“Se acercaron unos fariseos y le preguntaron a Jesús para ponerlo a prueba: ¿Le es lícito a un hombre divorciarse de su mujer?. Él les replicó: …… Lo que Dios ha unido que no lo separe el hombre.” (Mc 10, 2-9)
El Evangelio de esta semana trata del siempre difícil y siempre actual problema del divorcio. La prueba de su dificultad está en que los fariseos se lo plantearon a Jesús “para ponerlo a prueba”. Sabían de la misericordia del Señor y buscaban ponerle en un aprieto, teniendo que decidir entre el complacer a los que buscan en el divorcio una solución a su fracaso matrimonial y el respeto a la ley divina.

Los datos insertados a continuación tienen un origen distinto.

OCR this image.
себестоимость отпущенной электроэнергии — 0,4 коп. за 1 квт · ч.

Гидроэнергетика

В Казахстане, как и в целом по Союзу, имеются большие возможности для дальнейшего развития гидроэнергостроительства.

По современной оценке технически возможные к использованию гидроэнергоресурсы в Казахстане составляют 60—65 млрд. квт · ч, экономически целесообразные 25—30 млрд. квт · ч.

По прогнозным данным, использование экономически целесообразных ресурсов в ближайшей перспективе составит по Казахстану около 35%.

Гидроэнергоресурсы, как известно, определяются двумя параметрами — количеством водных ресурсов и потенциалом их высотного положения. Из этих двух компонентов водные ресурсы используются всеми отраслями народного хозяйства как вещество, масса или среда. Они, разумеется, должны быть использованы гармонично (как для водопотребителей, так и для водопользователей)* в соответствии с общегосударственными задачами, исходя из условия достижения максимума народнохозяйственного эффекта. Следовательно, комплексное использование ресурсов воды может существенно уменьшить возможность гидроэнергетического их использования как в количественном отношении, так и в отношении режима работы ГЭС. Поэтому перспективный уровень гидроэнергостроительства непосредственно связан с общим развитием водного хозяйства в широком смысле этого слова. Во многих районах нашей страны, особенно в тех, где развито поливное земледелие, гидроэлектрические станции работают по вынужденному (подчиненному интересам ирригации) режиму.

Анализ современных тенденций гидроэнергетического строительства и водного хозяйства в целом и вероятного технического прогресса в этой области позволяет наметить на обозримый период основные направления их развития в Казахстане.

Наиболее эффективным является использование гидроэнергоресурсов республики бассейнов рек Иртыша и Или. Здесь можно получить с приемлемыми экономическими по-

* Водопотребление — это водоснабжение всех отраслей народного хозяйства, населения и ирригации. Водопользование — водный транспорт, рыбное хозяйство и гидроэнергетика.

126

Jesús da una sentencia que no deja lugar a dudas: “Lo que Dios ha unido, que no lo separe el hombre”. Pero no se conforma con eso. Antes, incluso, de afirmar esa defensa rotunda del vínculo matrimonial habla del amor, que se manifiesta en que los dos, la esposa y el esposo, llegan a ser una sola carne. De eso, precisamente, se tratará esta semana: de fomentar todo aquello que contribuye al amor, que favorece el amor. Las rupturas matrimoniales no llegan como por encanto, sino que se van gestando poco a poco. Antes de la ruptura definitiva hay mil pequeños desencuentros cotidianos. Es como si una gruesa soga formada por mil hebras de hilo fuera deshaciéndose hasta que ya no queda nada más que una fina unión que se rompe con un último golpe. Se trata, pues, de aplicar una medicina preventiva. Se trata de creer en el matrimonio, tanto desde el punto de vista social como desde el sacramental. Y porque se cree en el valor del matrimonio para toda la vida y en el valor de la familia es por lo que merece la pena sacrificarse por ellos. Sin olvidar que si bien la familia tiene un precio, el divorcio y la ruptura tiene otro, que suele ser más caro.